Rick Berns racked up 128 yards on 23 carries the last time Alabama rolled into Lincoln.
Low and behold, what’s in store for this year’s match up with Bama?
Crisp September day — check! Second game of the season — check! Nebraska is 0-1 and unranked in the polls — check! And Star Wars, Episode Abrams hits theaters this December — check!
What happened when the same ingredients were thrown into the mix back in 1977?
The hapless Huskers took down the mighty Alabama Crimson Tide 31-24 in what was then described as the “most colorful and emotional effort of the Tom Osborne era.” It would be the only time Bear Bryant would be beaten that season.
So, fasten your seat belts and get ready for a little case of history repeating itself. Bama is going DOWN!
Okay, okay… Enough shenanigans. The boys from Tuscaloosa aren’t heading to Lincoln this year or any year currently scheduled. Instead we’re getting a group of guys from Mobile, most of whom would never make the three deep on their in-state blue-blood to the North’s loaded roster.
But is that any reason not to get fired up all the same?
After the heart-attack inducing final second of the BYU game, maybe the tailgaters in downtown Lincoln could use a bit of a relaxer. A situation in which something resembling a football game takes place, but the outcome of the contest is never in doubt.
Enter, the (South) Alabama Jaguars.
Vegas puts Nebraska as a 27-point favorite. I’m thinking, take the Huskers and the points. Riley and company will look to make a statement Saturday night— the rust is gone. The inconsistencies that allowed BYU to own the second quarter (while Nebraska owned pretty much everything else) have been worked out of the system. And you will see a precision machine ready to combine the remainder of the unharvested schedule.
For casual observers of the game, this sort of match-up tends to be boring. My wife asks, “Who wants to watch a fifty-point blowout, anyway?”
The answer, always, is, “Me.”
Several years ago when the Huskers were still in the Big 12, I was watching Nebraska vs. Colorado at the In-Laws’ house. My wife’s stepbrother, Mike, was there. A rabid Husker fan who, for the fun of it, resides in Boulder just on the principal of keeping your enemies closer.
Nebraska, beating the Buffs by three scores late in the game, drove deep into CU territory when they get stopped on a third and short. My wife’s stepbrother leapt into the air and shouted, “God damn it!”

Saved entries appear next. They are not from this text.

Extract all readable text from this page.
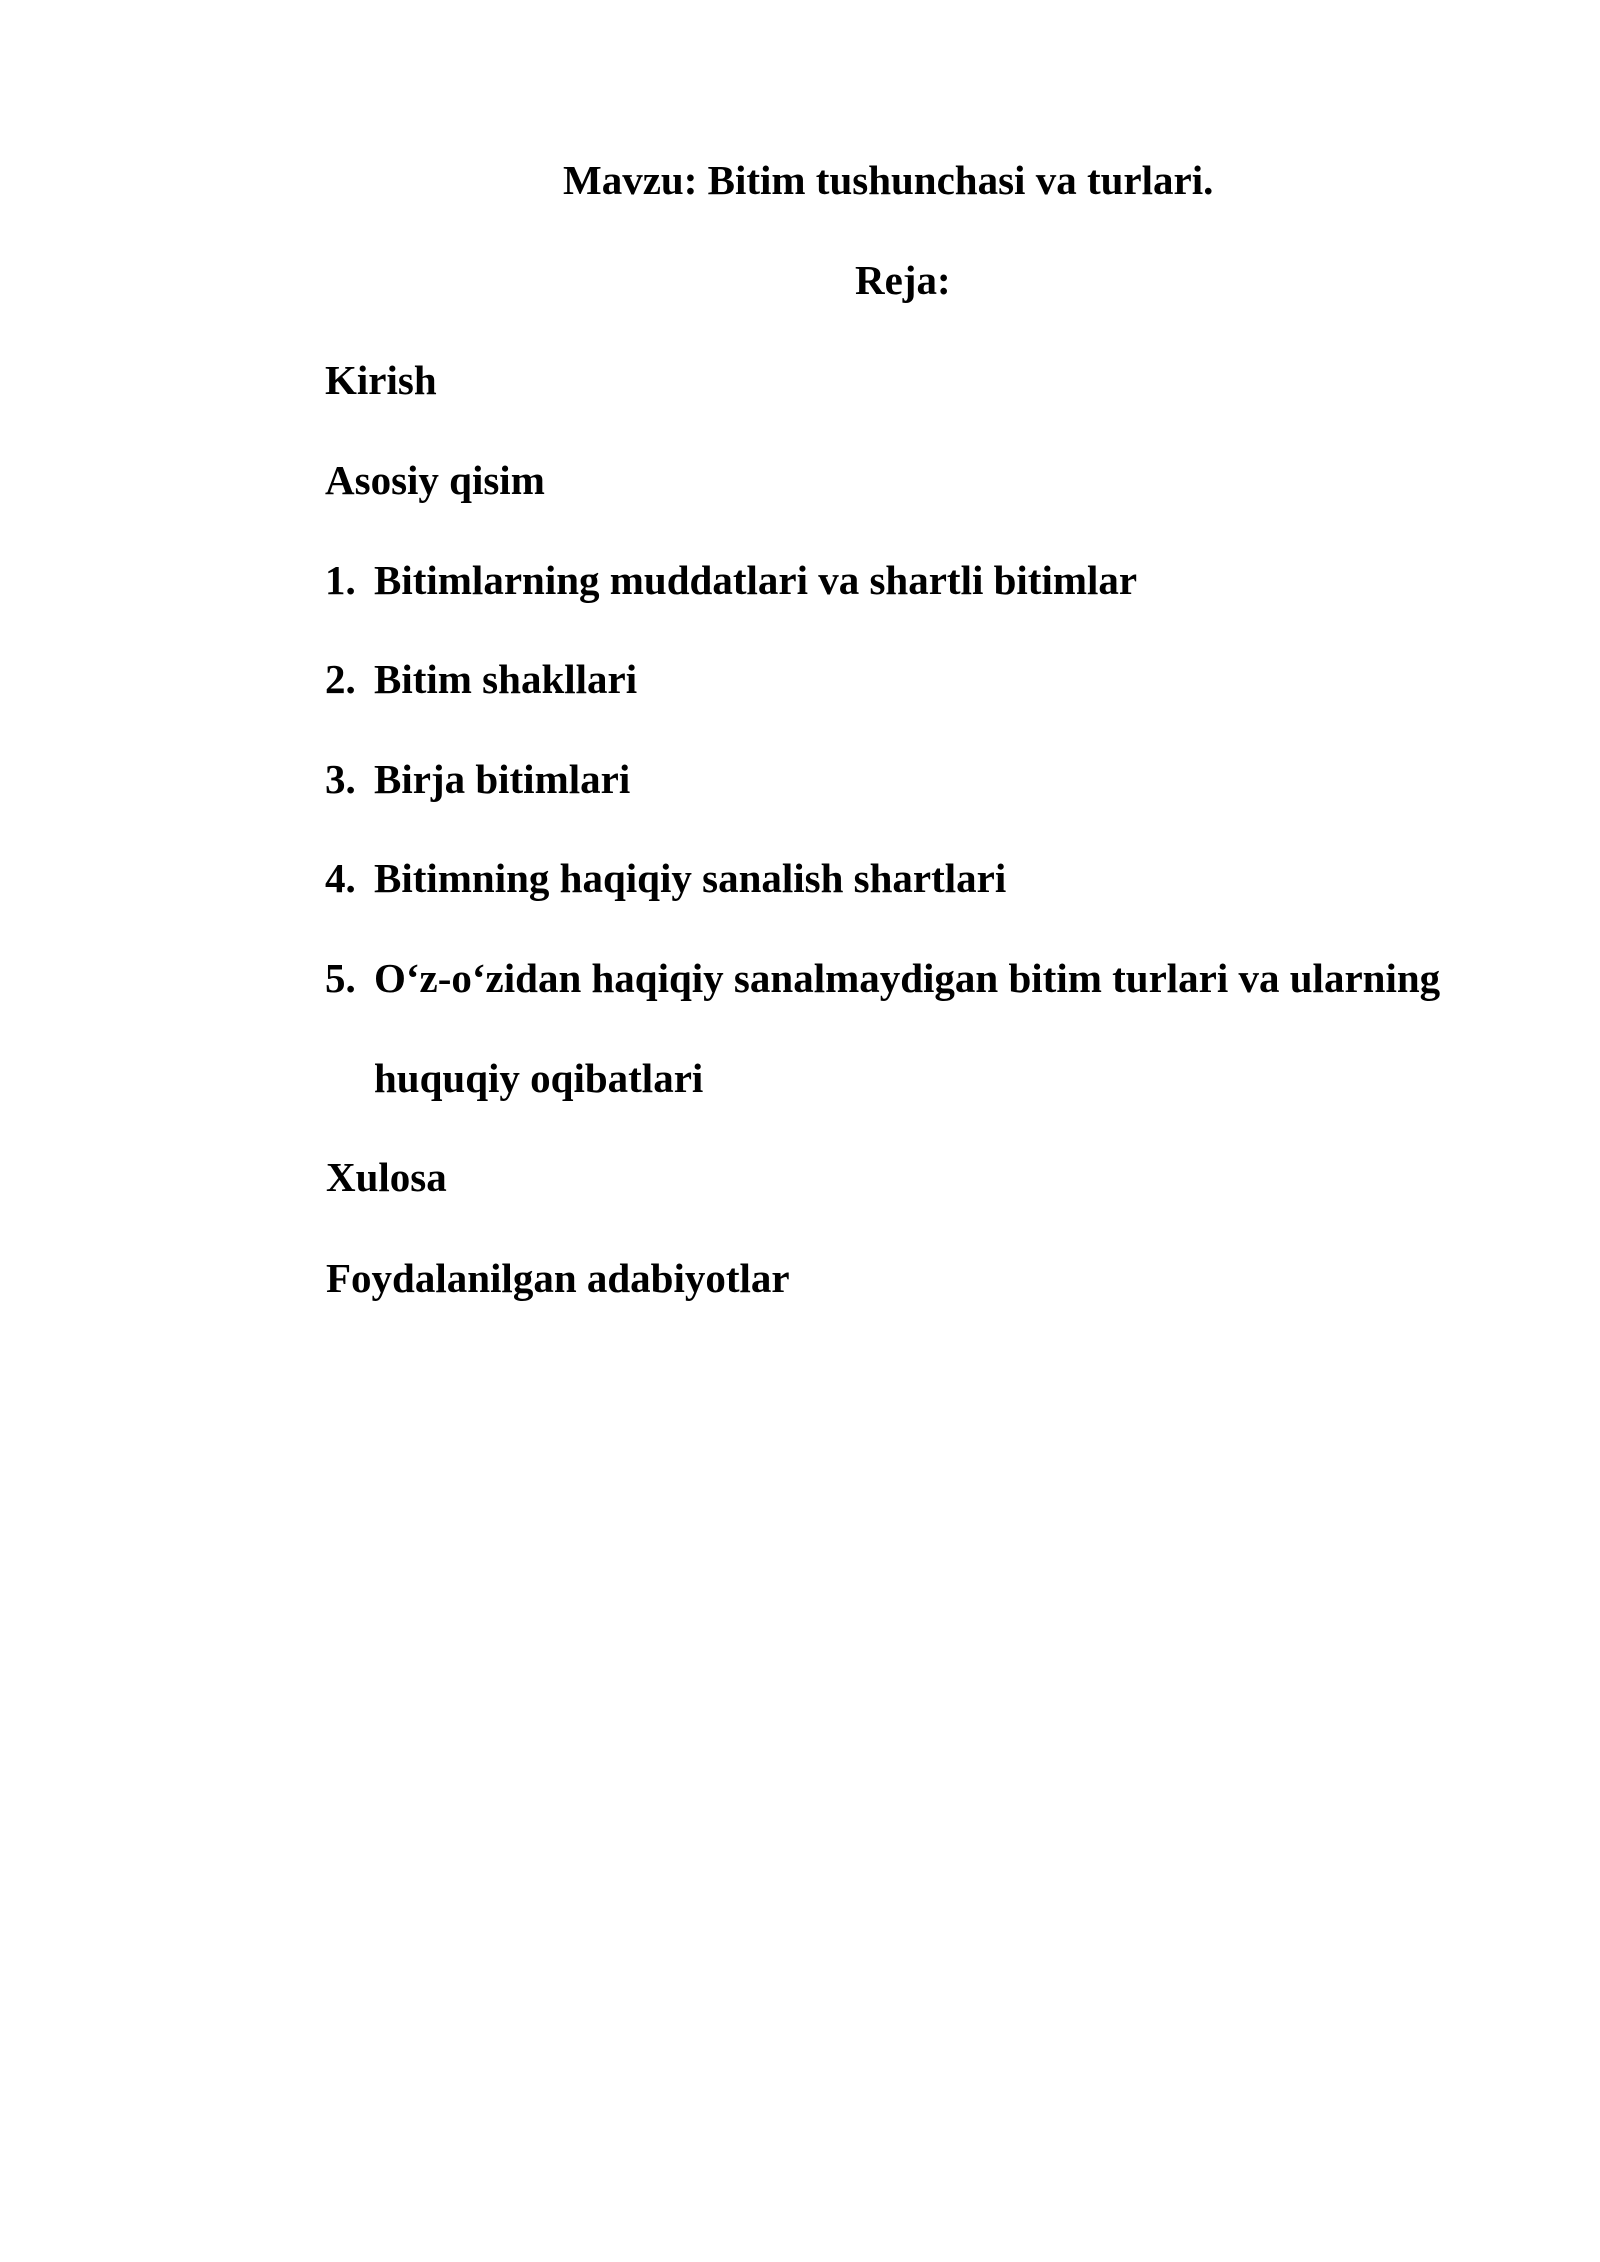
Mavzu: Bitim tushunchasi va turlari.
Reja:
Kirish
Asosiy qisim
1. Bitimlarning muddatlari va shartli bitimlar
2. Bitim shakllari
3. Birja bitimlari
4. Bitimning haqiqiy sanalish shartlari
5. O‘z-o‘zidan haqiqiy sanalmaydigan bitim turlari va ularning
huquqiy oqibatlari
Xulosa
Foydalanilgan adabiyotlar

The Huskers kicked a field goal to pad their lead, but Mike was still fuming. He wouldn’t let go of the idea that Nebraska blew a chance to tack on another touchdown.
My wife looked at me, rolling her eyes. I knew what she was thinking — Nebraska’s got the game won. What’s the big deal?

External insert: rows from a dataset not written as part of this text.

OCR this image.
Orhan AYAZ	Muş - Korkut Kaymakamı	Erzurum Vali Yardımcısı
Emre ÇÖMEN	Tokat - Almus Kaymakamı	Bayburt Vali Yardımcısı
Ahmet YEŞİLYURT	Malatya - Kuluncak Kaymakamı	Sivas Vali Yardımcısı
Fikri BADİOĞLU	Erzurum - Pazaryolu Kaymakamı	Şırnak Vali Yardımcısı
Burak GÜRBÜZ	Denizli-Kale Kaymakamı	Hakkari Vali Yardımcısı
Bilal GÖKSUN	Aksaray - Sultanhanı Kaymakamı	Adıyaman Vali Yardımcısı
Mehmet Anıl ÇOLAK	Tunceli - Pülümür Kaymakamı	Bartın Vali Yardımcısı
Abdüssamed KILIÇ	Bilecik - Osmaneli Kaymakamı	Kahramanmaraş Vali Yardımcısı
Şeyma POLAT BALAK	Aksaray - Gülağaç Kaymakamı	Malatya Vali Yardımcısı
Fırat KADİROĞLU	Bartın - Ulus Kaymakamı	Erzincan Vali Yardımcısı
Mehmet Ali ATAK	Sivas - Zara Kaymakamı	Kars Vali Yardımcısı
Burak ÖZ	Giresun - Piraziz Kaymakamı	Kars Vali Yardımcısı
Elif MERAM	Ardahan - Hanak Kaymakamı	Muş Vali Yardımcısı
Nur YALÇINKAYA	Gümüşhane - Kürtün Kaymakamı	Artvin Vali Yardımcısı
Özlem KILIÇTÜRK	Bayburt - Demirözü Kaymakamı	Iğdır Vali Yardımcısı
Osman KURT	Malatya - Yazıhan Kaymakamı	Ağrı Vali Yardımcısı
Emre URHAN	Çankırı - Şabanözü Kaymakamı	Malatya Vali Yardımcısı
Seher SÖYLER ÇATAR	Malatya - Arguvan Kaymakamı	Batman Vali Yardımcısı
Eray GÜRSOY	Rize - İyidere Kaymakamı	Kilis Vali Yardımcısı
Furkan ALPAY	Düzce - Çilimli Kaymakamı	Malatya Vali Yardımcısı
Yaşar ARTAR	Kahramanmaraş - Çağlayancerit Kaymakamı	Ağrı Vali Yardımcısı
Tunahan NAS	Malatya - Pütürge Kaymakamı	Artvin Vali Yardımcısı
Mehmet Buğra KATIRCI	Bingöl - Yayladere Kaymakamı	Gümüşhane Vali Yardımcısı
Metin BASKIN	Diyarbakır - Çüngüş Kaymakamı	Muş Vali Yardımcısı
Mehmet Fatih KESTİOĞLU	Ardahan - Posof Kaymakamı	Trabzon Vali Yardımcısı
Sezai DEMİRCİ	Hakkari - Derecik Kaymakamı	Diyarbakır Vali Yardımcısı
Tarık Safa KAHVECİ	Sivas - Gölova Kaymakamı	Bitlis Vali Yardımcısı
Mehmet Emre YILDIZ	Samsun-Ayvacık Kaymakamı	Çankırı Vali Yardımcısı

Well, the big deal was something that Mike and I both knew. Nebraska wasn’t merely playing Colorado (who, by this time had been driven by Dan Hawkins to the conference cellar). Nebraska was competing against the hypothetical performances of other upper-tier football teams were they to also play the Buffs. So beating Colorado by three touchdowns isn’t sufficient if you can imagine Ohio State, Alabama, or Oregon beating them by five or six.
This was a concept well established by the time I started following the Huskers in the 1980s. Hammering Utah State 63-13 the second game into the 1988 season wasn’t a mere act of inhospitality. It was a necessity. Because you just knew that if Oklahoma or Florida State were wailing on the Aggies that day, they’d be doing it by at least as much. Utah State was not so much an opponent, but a gauge. A way to judge whether or not the Huskers looked capable of toppling a big dog.
Bill Bryson, the well known travel-writer/humorist once described attending a Husker game as Nebraska leading their outmatched opponent by six touchdowns, while the obnoxious throng in the stands brayed for more.
Bryson obviously doesn’t get it. He comes from a world in which 17-point wins over the likes of Illinois State are no cause for concern. That world is called Iowa.
But, for fans west of the Missouri River, we know better.
When (South) Alabama falls five or six touchdowns behind the Huskers on Saturday, that’s when the collective nerves at Memorial Stadium will first be soothed. Because Alabama will actually be down on the turf, too. Facing off against the Jaguars, superimposed over the Scarlet and Cream.